Everything party officials have said "about which way the country should be moving makes us anxious about what the future might hold for the Jewish population," he said.

Most statistics show a large number of Jews still remain. Russian census figures put the number of Jews and their families at roughly 600,000, but the census is unreliable and the numbers may be higher. Meanwhile, about 300,000 Russian Jews hold "invitations" from Israel as "an insurance policy" in case of a Communist win, according to a highly placed Israeli official.

Signs that Russian Jewish emigration may be slowed already have cropped up. Russian officials recently suspended the license of the Jewish Agency for Israel, on charges it was meddling in Russian affairs.

While new papers of accreditation are expected the day before the elections, the move has been interpreted by some as a nationalist show of force to shore up Yeltsin's campaign.

This week, Russian authorities demanded the closure within 72 hours of the agency's office in Pyatigorsk, a key departure point for Soviet Jews, again heightening concern.

The Yeltsin government previously had closed agency offices in St. Petersburg and Nizhny Novgorod, and threatened to shut agency bureaus in Rostov-on-Don, Makhachkala near the Caspian Sea, and in Birobidzhan, in the Stalinist-created Jewish autonomous region in the Far East.

The Washington Post reported this week that the official Interfax News Agency had quoted Russian officials as saying the Jewish Agency is a front for Israel's Mossad intelligence agency. Jewish Agency officials have declined to address such rumors.

While anti-Semitism long has been a problem in Russia, new indications of a resurgence have surfaced. At Communist rallies, anti-Semitic materials have circulated while swastikas and hangman's nooses have been spray-painted on the walls of Moscow's main synagogue. A synagogue in the city of Yarolsavl has been firebombed.

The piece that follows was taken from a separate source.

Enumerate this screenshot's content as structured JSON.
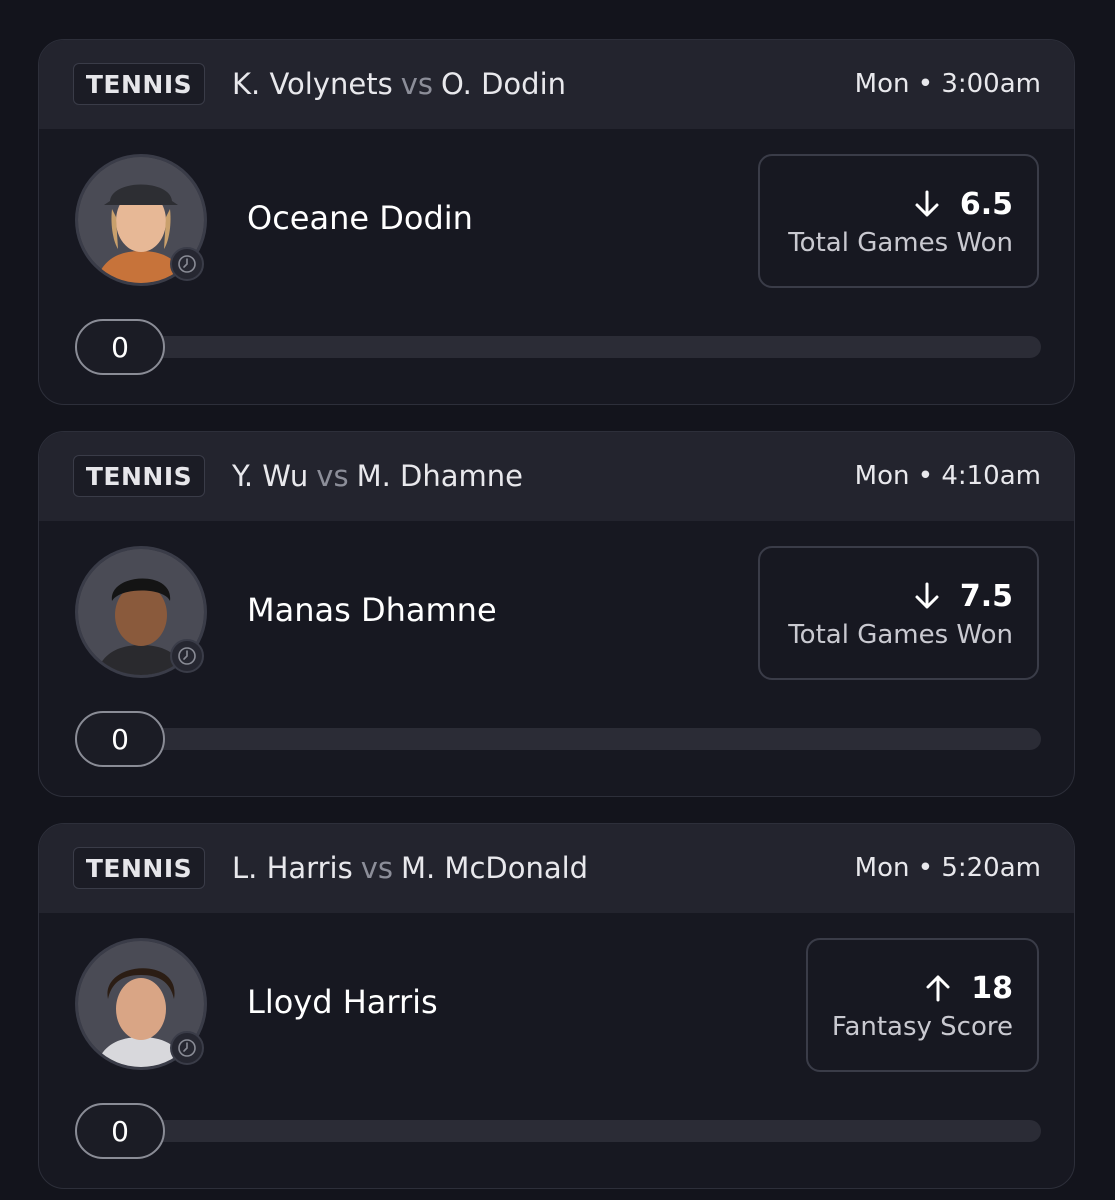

No one has been arrested.

Meanwhile, a potential member of a Communist-led Russian cabinet has called for a ban on Jews appearing on Russian television.

Victor Anpilov, leader of the Working Russia Party, whom Zyuganov might appoint to head Russian television, told the NTV channel that "most of those who appear on Russian television are people of Jewish descent" and should be banned.

Privately, some experts, many of whom are reluctant to use their names, said they are "preparing for the worst." But they dismissed the bleakest projections as unlikely. They sai they don't anticipate a flood of emigration or a crackdown on those wishing to leave.

"It looks to us that, at least for the foreseeable future," the recent liberal emigration policy will not change, one anonymity-requesting Israeli official said.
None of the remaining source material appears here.